DZIEŃ 22 - 11 IV
Bajwoda, dobry znajomy Bajgóra - właściwie chyba nawet przyjaciel - kupił za wszystkie oszczędności kawałek pola za miastem. Było bardzo zaniedbane i użył dramatycznych argumentów, aby zmusić Bajgóra do pomocy.
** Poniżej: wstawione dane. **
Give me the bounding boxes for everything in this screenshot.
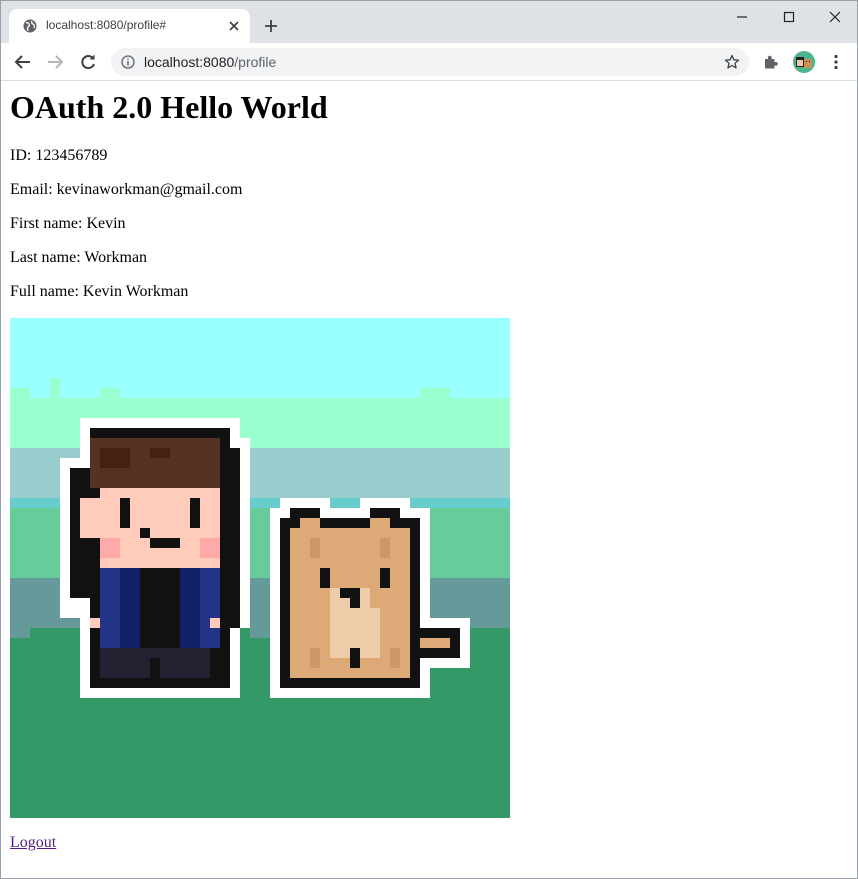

Dzisiaj właśnie zaczęli zbierać z pola wielkie kamienie i ustawiać z nich mur.
Ale największy pożytek z pola miał jamnik Bingo, który biegał po nim jak szalony, goniąc ptaki i swój cień.
DZIEŃ 23 - 12 IV
Bajdoła dostała w prezencie od swojej nielubianej ciotki elektryczny zegar ścienny. Bajgór powiesił go w kuchni, ale musiał zaraz go zdjąć, bo głośnym tykaniem przeszkadzał Bajdole skupić się na gotowaniu posiłków.
Więc schowali zegar do szafy.
DZIEŃ 24 - 13 IV
W dzieciństwie Bajgór marzył, aby być niewidzialnym. Teraz też, w przebłyskach infantylizmu, wkładał czapkę-niewidkę i odwiedzał Bajdołę, kiedy robiła rzeczy, o których nie powinien wiedzieć. Ale tylko mu się wydawało, że odwiedza.